The concept of open data has also moved on over the last number of years but most organisations are still highly closed to sharing data and we need to incentivise them to move towards the development of open ecosystems that focus on social value and economic growth potential.
But, as well as innovating, there needs to be an equal focus on protecting our citizens’ data from unwanted use and making sure it is secure. We have the advantage in Europe of strong data protection legislation to make sure we don’t go too far the other way. This will be further enhanced with the advent of the GDPR next year. Organisations are encouraged to do ‘privacy by design’ and will have to become more transparent and accountable about what they are doing with personal data, giving people the right to have their data erased, where there is no legitimate reason not to do this.
Many IoT devices still present a cyber-security risk because they are based on old protocols and easily hackable coding with a rise of botnets exploiting security flaws (‘Botnet of things’). As we move towards a future where more and more processing is done at the point of data collection, the edge, these issues need to be addressed.
Many vendors have not even started to think about the implications of GDPR on their digital and IoT products. As data controllers, we will need to have data processing agreements in place with our suppliers that cover both data security and privacy. We will need to provide robust and clear privacy notices to our citizens so they know what data we are collecting and why, what we will do with it and who we will share it with. We need to make sure we get explicit consent where required and be clear how we will erase data under the right to be forgotten.

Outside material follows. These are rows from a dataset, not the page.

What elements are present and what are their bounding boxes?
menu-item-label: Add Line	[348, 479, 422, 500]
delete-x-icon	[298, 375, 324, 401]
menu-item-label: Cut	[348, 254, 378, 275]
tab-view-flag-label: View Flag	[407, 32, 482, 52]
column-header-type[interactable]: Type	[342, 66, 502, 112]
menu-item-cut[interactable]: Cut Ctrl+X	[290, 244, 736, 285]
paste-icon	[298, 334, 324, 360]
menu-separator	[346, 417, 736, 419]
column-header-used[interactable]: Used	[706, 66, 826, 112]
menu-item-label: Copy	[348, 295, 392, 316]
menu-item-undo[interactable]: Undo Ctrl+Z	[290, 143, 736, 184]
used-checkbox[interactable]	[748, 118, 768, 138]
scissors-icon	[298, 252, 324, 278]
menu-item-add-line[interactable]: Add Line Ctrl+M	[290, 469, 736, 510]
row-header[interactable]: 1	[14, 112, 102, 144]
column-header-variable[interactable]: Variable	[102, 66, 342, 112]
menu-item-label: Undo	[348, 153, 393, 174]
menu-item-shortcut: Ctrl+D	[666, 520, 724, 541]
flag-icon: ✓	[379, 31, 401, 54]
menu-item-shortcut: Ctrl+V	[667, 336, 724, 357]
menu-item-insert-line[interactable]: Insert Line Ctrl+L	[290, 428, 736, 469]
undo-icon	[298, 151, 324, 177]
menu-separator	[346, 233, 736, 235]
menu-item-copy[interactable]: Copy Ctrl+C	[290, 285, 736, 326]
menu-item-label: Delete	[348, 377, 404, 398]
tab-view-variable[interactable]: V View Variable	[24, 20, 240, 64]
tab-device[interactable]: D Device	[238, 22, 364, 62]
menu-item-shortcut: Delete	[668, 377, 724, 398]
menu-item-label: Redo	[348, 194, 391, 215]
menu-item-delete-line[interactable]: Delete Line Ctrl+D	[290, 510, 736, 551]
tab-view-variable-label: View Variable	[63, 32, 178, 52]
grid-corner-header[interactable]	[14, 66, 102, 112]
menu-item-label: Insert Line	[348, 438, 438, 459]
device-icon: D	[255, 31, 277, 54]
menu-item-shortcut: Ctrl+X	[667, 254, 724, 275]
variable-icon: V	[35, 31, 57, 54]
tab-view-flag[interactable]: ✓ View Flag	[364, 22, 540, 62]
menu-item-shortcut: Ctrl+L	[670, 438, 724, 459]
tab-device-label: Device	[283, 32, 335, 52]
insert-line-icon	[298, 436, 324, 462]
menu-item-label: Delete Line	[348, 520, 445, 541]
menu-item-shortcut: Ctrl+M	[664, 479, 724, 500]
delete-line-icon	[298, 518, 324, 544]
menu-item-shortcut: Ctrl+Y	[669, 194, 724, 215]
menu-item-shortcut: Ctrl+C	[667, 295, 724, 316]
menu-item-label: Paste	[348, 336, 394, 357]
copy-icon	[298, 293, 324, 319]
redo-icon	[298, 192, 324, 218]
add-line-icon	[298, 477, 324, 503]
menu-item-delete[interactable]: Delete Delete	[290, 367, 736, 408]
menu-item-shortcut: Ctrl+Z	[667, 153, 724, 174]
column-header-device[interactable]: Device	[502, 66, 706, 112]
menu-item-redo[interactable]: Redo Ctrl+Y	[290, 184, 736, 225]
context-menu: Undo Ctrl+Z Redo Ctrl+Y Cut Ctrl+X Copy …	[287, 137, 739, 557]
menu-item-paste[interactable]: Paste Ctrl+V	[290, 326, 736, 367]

As new models for investment, funding and procurement emerge, disruptive digital technology will start to move from discovery to business as usual. But, as well as funding, solutions require a critical mass of data to be able to maximise the benefits. The more data we can acquire, the more effective and useful those digital solutions will be. This means engaging with citizens and organisations to help them understand the benefits of sharing their data, involving them more in the development of our projects and providing them with transparent, user friendly platforms where they can share and control that data. The BeeActive app, launched today, is a perfect example of this – the more data it has access to and consumes, the more useful it becomes to its user.
I continue to remain optimistic that in the UK, we will get this balance right, becoming world class digital leaders providing innovative solutions that benefit our citizens, built on strong data privacy foundations.